C’est plutôt sommaire et il n’y a pas de meubles, les historiens n’ayant aucune idée du mobilier du XVe siècle chez les laboureurs en Lorraine. À côté, le centre d’interprétation retrace la vie de Jeanne à Domrémy et, plus largement, la vie des habitants au Moyen Âge. Sans oublier le contexte historique (sur fond de guerre de Cent ans) et les raisons pour lesquelles la future Jeanne d’Arc s’est engagée et les combats qu’elle a menés pour « bouter hors de France » les envahisseurs anglais. De quoi dépoussiérer l’image de cette icône féminine populaire qui continue d’inspirer aussi, on l’oublie souvent, des écrivains, des artistes, des dessinateurs de mangas et des publicitaires.

Site de la maison natale de Jeanne d’Arc
2 rue de la Basilique, Domrémy-la-Pucelle
www.maisonjeannedarc.vosges.fr

Mirecourt, patrie de la lutherie

Musée de Mirecourt cl BV


D’où vient l’une des guitares adorées de Georges Brassens ? De l’atelier Gérôme à Mirecourt, qui est depuis trois siècles un haut centre de la lutherie et de l’archèterie, d’où sortaient 150.000 à 200.000 instruments par an jusqu’à la fin de la Seconde Guerre mondiale. Aujourd’hui, il reste 10 ateliers en activité dont l’atelier Gérôme, trois générations de luthiers qui, s’il a fermé ses portes en 1994, sert encore de couveuse pour de jeunes luthiers sortis de l’école. Il est également ouvert aux visites, en complément du musée de la Lutherie et de l’Archèterie françaises, tout proche. C’est le seul musée français, consacré à la facture des instruments à cordes, qu’elles soient frottées (violon, alto, violoncelle, contrebasse) ou pincées (guitare et mandoline). On peut notamment y écouter de la musique et des témoignages d’artistes ou y admirer et y essayer les instruments, dont le violon inventé au milieu du XVIIe siècle à Crémone (Italie) qui s’est imposé peu à peu dans toute l’Europe, d’abord dans le peuple puis dans la musique savante en lieu et place de la viole. Mirecourt abrite encore aujourd’hui l’unique école nationale de lutherie française. Et même si l’activité à Mirecourt, qui a accueilli au milieu du XIXe siècle plusieurs fabriques qui employaient jusqu’à une centaine de personnes chacune, s’est sérieusement réduite, la ville reçoit encore des artistes du monde entier plus ou moins célèbres qui y font fabriquer leurs instruments.
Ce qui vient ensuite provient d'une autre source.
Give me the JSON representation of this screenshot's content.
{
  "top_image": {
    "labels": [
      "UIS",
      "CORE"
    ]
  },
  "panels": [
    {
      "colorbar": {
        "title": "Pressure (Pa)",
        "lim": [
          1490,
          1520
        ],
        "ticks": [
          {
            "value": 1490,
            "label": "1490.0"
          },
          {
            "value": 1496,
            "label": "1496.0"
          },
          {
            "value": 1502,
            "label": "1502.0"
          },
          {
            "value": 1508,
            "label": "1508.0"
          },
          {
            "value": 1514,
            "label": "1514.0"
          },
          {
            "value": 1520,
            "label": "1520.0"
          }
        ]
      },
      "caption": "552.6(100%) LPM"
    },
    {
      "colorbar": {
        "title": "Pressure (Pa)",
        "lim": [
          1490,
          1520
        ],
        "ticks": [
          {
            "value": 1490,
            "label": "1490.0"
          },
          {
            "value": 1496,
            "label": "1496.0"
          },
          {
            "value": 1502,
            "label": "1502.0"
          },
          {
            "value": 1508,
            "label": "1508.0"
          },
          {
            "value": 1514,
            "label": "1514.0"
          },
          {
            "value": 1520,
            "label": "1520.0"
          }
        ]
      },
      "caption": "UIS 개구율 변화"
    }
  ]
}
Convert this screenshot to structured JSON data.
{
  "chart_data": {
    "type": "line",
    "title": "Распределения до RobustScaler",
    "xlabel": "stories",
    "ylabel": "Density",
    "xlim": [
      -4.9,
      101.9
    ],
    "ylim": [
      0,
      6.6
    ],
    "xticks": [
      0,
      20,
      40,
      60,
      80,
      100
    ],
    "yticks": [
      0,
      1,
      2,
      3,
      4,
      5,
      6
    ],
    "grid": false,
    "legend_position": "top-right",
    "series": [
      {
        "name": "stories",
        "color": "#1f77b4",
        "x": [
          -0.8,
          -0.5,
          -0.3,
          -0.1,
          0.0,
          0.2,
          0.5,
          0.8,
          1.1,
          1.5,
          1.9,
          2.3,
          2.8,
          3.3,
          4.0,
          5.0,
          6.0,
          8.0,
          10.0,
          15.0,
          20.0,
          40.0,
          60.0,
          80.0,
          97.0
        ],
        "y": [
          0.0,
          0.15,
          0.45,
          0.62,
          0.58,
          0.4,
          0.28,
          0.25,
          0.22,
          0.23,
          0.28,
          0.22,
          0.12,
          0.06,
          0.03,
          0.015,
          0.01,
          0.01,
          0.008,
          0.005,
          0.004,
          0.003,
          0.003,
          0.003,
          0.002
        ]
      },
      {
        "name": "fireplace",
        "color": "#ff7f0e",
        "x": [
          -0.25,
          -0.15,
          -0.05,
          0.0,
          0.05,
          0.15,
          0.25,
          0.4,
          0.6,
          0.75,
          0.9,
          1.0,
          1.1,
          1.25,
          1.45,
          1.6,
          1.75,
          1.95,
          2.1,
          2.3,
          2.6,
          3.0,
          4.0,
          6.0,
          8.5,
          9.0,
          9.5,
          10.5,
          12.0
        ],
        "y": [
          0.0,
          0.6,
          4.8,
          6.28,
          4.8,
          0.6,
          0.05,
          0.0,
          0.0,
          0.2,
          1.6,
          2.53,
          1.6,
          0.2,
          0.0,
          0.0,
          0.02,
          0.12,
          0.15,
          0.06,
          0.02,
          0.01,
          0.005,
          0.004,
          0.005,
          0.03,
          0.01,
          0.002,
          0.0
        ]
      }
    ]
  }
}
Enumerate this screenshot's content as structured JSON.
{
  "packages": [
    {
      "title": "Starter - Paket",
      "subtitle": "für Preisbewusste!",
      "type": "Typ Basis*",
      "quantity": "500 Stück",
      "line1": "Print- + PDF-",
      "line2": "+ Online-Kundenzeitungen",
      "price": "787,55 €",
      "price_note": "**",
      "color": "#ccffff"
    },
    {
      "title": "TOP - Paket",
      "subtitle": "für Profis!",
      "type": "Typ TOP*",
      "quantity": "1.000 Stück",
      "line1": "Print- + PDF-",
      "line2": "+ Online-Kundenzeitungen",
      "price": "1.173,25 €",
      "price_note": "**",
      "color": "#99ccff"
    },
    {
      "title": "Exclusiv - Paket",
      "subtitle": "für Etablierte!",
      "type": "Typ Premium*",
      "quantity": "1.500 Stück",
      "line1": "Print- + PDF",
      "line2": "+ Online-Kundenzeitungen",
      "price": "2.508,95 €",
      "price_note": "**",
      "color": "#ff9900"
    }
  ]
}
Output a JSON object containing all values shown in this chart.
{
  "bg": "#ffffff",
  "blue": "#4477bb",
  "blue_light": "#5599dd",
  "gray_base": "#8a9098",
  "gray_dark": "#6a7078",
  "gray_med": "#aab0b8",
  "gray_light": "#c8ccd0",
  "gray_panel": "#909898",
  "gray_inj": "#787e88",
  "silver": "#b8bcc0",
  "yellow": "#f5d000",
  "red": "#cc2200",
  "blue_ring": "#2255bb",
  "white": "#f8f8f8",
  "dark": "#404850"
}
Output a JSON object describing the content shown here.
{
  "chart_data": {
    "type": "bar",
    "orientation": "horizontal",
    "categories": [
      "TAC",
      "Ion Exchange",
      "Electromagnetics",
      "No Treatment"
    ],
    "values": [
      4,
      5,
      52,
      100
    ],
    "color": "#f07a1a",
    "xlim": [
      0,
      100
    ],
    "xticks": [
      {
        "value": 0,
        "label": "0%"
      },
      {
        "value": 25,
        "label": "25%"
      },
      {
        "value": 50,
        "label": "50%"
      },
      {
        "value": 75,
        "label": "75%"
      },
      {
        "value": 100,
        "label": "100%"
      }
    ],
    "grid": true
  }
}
Musée de la lutherie et de l’archèterie,
Cours Stanislas et Atelier du musée. Atelier Gérôme, 12 quai Lebreuil à Mirecourt.
www.musee-mirecourt.fr

 

Mirecourt cl BV


Le visiteur peut d’ailleurs suivre le Sentier des luthiers : un parcours urbain pour découvrir comment la facture instrumentale a marqué l’histoire de la ville. Un tour de Mirecourt, qui vaut en soi le détour, s’impose également. De la rue Chanzy et ses authentiques halles, au musée de la Musique Mécanique et au jardin botanique du Montet.

Carnet de bord

Où dormir

– L’Évidence à Neufchâteau. Un hôtel 3* sans charme particulier mais proche de Grand. On peut aussi y dîner.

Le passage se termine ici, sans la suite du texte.